Beginning Young; Elementary students blaze path during Fun Run

By Richard Greene | Published Thursday, April 15, 2010

Friday 600 runners from kindergarten to fourth grade at Rann Elementary put on their running shoes to blaze a trail at the school’s Fun Run.

The popular spring event and its fall equivalent, have helped pave a path to back-to-back state titles for several of the members of the Decatur Lady Eagles cross country team.

It has also provided a day of fun and achievement for students, who were joined by family members to run either the half-mile or three-quarters-mile course near the school.

“It’s crazy,” said Rann physical education teacher Kasi Elder. “There are those that love it and those that don’t like running and it doesn’t come easy for them. But they give it their all. Every year, I’m almost in tears because I know how far they’ve come.”

The Fun Run started as part of the President’s Physical Fitness Test, now mandated by the state.

For the first run, students ran a mile. But Elder said the distance was shortened because of the challenging course.

Now, the kindergarten students run approximately a quarter of a mile. The first graders run a half mile. Students in grades two through four have the choice of running or walking a half mile or the longest distance.

The older students wear tags as they would during a 5K or other road race to make it more authentic. All participants received a T-shirt this year.

Since it started, Elder has emphasized the fun of running to encourage kids to make it a lifetime activity.
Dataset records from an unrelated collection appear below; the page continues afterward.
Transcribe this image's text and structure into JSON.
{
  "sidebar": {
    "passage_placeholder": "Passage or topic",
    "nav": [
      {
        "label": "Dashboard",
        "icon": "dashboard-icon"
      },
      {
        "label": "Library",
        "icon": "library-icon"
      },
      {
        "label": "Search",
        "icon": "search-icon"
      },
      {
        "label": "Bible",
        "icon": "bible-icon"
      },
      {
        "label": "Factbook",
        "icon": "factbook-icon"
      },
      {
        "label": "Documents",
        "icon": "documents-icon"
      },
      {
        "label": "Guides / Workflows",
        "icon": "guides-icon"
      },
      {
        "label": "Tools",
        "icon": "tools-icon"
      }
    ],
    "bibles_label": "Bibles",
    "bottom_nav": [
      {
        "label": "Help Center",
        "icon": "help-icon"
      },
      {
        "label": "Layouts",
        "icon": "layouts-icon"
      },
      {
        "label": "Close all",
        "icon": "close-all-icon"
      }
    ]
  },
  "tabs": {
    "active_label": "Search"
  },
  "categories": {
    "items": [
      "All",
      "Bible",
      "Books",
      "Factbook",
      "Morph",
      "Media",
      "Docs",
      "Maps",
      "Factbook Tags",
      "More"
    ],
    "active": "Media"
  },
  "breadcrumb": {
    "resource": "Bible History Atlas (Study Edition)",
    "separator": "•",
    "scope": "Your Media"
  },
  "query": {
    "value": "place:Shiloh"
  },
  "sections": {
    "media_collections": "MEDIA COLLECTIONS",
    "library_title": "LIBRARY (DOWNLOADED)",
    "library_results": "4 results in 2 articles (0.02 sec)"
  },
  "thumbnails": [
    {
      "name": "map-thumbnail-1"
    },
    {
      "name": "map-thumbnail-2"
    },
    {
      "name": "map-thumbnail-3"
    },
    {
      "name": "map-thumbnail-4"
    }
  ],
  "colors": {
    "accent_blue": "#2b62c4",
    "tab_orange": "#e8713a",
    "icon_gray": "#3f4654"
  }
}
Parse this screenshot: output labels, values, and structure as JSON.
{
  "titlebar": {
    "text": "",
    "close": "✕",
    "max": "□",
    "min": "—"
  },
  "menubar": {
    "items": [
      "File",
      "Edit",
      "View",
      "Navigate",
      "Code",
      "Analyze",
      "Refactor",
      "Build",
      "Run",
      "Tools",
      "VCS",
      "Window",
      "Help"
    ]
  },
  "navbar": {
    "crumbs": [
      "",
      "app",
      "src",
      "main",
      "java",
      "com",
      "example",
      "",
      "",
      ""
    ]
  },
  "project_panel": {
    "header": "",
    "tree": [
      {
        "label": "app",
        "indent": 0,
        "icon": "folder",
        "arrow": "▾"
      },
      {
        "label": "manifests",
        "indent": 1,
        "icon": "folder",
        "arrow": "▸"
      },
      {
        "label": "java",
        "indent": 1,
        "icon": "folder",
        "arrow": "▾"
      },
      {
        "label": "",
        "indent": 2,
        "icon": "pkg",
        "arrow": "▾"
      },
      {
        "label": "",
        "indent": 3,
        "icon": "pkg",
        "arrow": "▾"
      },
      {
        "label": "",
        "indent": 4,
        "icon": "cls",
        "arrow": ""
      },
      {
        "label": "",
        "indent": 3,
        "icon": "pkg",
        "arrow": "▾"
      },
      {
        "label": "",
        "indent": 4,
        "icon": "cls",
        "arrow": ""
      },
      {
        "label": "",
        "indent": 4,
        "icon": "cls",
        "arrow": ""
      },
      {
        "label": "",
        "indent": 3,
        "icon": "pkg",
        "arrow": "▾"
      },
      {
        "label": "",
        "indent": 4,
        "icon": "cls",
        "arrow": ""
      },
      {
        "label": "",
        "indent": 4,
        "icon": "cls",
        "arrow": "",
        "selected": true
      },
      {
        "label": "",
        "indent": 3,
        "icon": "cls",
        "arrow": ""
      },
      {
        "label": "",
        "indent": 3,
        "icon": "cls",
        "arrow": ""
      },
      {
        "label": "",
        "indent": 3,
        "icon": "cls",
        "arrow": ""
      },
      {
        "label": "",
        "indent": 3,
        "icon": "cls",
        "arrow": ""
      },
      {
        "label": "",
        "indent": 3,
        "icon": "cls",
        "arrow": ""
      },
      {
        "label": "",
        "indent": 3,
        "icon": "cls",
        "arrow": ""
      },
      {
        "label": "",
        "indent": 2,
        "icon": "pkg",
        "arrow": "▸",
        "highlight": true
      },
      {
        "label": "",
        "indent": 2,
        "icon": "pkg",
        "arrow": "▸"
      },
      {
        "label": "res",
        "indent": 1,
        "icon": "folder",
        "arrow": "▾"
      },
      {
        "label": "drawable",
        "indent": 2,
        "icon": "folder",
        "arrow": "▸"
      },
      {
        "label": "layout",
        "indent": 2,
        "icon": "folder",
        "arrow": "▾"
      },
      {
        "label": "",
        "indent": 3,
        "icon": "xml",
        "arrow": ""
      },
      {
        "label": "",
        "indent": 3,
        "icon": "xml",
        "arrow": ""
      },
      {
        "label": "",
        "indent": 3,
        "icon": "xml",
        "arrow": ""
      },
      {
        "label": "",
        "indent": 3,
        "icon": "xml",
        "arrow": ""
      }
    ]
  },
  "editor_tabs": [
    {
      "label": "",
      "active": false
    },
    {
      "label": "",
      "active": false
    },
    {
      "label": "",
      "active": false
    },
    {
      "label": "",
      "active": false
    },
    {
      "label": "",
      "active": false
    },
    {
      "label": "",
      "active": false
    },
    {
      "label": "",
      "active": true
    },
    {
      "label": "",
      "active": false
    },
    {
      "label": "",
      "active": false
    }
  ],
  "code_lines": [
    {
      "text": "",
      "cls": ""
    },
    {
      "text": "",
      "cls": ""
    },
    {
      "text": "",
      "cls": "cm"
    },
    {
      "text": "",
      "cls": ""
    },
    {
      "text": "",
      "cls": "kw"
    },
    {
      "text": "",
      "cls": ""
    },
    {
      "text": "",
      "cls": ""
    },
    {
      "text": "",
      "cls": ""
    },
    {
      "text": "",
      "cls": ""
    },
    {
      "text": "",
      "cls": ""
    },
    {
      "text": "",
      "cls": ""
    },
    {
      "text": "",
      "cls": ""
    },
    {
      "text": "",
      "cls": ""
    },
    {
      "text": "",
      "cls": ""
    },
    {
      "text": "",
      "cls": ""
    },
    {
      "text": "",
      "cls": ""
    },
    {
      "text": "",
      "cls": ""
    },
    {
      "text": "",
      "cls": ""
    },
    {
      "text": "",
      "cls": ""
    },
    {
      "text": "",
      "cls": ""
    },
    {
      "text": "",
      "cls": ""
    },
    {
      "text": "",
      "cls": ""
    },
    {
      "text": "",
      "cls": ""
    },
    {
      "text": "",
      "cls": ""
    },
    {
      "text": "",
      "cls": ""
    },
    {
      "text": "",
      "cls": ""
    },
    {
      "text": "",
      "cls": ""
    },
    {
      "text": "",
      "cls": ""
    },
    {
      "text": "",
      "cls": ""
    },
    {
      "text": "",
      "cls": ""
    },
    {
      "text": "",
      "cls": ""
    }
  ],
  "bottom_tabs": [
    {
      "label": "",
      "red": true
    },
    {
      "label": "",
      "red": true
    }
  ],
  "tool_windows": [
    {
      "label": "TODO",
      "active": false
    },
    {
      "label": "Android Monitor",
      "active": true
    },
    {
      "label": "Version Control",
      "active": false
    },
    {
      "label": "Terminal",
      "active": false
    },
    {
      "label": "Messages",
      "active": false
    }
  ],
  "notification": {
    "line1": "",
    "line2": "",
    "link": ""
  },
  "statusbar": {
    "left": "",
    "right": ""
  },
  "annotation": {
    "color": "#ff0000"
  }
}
“We talk a lot about lifelong fitness and even as they get older that they should be able to walk a half mile,” Elder said. “It’s a hard sport to get fired up for and to get motivated to train. We try to make it fun.”

In the weeks leading up to the run, the kids train and show improvement each day.

From the first grade on, medals are given to the top boys’ and girls’ finishers from each race in each category. But Elder said an extra five make it to the school’s honor wall, which is a goal for several of the students.

“Some of the older kids get competitive,” Elder said. “We try to tell them it’s not about winning the race, but bettering themselves. They give it all they have.”

Elder doesn’t have to look far to show examples of how that hard work can pay off.

“Some of those kids with the cross country state rings did the run here,” Elder said.